3) Os capítulos de “As palavras” não seguem a ordem cronológica em que os livros de Clarice foram publicados. Qual foi o seu critério na organização dos capítulos?

Em primeiro lugar, devo dizer que, como artista visual, me propus um pacto (obras contemporâneas nascem de pactos); o primeiro (a) valer-me da intuição, da intuição como método; tal exige ampla disponibilidade de espírito, um deixar-se ir com. Quis assim proceder para (b) estar na impossível mas desejada pertinência das obras, ficcionando, um pouco, o modo como penso terem agido aqueles escritos quando em seu estado de ainda se constituindo obra, ou seja, visava a (c) aproximar-me do irrecuperável  ato do processo de. Escolhidos os livros de Clarice, interessou-me buscar um ritmo “justo” para As palavras; vi, naquela hora que, pensei, o quanto bom seria para a construção plástica e musical ter por início Um sopro de vida (livro de frases e frases e frases soltíssimas de qualquer suporte diretamente encontrável, e organizado não por Clarice e sim por sua amiga Olga Borelli) e ter por finalização A descoberta do mundo (livro de “crônicas” – escolhidas por seu filho, Paulo Gurgel Valente – em verdade, livro de sabedorias curatoriais bem próximas ao trabalho que desenvolvo e que nomeio de Clínica de Artista. Tendo a abertura e o fecho, cuidei de montar, como se em um livro-exposição (livro como espaço artístico expositivo), uma “ordem” em que as vibrações e os acordes de pensamento/sensação pudessem mais bem mostrar as potentes alternâncias da radiante arte de Clarice; contudo, se quisermos, dá-se, bem lá, em As palavras, um distribuir de livros conforme designações tradicionais e quase sempre impróprias – em se tratando da obra em questão – de gêneros literários; basta conferir.

4) No evento Hora de Clarice, as frases serão lidas no palco. Você acha que elas se prestam bem a ser ditas em voz alta, para o público?

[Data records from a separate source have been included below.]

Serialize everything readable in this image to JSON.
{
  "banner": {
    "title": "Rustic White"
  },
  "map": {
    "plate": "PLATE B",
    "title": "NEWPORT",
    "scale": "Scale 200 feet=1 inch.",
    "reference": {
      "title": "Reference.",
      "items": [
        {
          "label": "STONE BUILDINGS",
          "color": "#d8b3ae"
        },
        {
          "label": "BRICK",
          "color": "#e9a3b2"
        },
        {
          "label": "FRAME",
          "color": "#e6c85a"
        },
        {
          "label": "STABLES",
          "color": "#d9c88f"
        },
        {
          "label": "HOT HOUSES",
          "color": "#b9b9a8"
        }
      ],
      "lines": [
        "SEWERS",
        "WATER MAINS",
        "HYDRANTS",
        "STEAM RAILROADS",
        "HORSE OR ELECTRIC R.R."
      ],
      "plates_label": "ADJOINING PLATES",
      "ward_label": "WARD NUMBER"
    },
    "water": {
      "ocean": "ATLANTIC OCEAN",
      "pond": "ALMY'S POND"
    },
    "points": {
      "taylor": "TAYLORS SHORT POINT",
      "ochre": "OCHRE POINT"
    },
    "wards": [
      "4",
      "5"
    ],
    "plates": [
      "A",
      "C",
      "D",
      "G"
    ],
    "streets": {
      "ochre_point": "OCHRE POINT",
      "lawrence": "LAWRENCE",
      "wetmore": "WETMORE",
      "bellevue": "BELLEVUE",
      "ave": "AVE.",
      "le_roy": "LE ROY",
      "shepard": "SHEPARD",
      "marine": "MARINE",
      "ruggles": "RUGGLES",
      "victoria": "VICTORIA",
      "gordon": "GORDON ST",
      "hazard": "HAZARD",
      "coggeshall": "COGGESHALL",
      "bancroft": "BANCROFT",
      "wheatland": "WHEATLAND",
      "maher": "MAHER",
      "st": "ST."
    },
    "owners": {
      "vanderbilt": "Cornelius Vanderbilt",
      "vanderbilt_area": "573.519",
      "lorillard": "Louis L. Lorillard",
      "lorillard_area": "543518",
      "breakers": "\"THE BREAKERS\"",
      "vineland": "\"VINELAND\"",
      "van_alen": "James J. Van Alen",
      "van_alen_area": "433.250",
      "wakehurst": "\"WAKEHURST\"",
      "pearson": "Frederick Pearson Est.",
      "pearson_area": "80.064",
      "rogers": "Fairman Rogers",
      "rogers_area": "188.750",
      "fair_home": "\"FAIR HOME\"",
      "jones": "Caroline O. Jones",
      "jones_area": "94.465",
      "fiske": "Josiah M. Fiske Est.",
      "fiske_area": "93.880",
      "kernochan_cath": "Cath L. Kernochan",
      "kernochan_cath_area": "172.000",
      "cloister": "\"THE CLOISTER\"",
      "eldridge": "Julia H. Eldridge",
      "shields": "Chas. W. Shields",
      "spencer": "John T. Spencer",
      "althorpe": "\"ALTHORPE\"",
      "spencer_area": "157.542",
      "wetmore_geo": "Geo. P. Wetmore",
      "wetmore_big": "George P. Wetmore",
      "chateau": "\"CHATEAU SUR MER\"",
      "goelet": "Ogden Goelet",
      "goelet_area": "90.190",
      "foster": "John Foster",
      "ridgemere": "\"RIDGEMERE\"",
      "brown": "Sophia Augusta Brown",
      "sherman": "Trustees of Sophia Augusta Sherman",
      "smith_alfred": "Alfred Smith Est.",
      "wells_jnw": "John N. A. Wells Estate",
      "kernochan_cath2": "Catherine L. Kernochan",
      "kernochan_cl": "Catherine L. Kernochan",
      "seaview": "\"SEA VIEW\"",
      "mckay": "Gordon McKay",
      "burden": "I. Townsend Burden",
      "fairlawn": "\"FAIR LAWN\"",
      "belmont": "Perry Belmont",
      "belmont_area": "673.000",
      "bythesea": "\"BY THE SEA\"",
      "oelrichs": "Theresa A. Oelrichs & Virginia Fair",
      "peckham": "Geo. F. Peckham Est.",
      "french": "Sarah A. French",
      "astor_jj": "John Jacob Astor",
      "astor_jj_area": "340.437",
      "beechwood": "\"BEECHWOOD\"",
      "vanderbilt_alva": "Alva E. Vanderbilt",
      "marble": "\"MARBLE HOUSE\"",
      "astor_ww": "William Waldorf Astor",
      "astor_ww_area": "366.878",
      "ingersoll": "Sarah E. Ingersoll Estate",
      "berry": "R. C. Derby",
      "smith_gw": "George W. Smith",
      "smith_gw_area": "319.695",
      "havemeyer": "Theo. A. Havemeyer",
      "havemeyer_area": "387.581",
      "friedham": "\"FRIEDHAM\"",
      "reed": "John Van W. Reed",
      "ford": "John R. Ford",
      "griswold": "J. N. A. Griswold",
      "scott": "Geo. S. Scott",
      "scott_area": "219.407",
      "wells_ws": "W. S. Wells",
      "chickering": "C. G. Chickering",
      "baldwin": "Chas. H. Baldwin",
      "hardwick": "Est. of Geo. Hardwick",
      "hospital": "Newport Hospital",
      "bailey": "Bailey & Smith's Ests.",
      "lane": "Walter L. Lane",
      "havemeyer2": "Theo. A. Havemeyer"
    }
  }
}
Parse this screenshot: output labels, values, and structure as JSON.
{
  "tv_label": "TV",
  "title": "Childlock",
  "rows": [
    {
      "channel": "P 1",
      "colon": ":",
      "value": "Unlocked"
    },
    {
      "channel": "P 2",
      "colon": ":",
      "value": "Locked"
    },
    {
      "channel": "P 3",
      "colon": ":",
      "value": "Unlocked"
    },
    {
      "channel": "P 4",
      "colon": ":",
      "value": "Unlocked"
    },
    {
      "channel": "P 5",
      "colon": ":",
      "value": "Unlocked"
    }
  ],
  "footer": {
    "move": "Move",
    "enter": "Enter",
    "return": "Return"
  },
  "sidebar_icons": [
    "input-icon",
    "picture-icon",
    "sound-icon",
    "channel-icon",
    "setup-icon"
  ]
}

O impacto pode ser equivalente ao da leitura íntima, silenciosa?

Tenho ouvido muitas leituras (e visto representações com) de frases e textos mais longos de Clarice em voz alta: sempre me decepciono, sempre não gosto, sempre  não reconheço o vibrar-Clarice, o vibrar a intensidade sensível; suponho que, na leitura, atitude em que essas duas partes do corpo – o olho e o cérebro – operam de imediato (todo o corpo, claro, ao ler: age), o impacto é mais intenso; o impacto que se forma quando se põem em ação o ouvido e o cérebro (e todo o corpo) em estado coletivo e social, ambos sob o constrangimento do outro e das normas sociais e simbólicas de lugar, algo de bem precioso se perde, escapa; escapa, sobretudo, o silêncio da letra, o tremor da letra; falta-nos, ainda nas artes de cena nacional, é como vejo, maior domínio de saberes imprescindíveis a essa espécie de canto, o ler-dizer-em-voz-alta; tais como (a) maior domínio dos recursos do aparelho fonador e de seu poder plástico-performativo; (b) maior domínio das possibilidades sêmicas de um texto, incluindo aí seus restos, suas respirações, seus tempos mudos; (c) maior domínio das regras funcionais das diferentes espécies de  silêncio que impõem articular de um só golpe palavras e afetos, “obrigando” que corpos (o corpo de quem  pronuncia e o corpo de quem se encontra na escuta, campo que não se confunde com o do ouvir) se unam. E se atritem.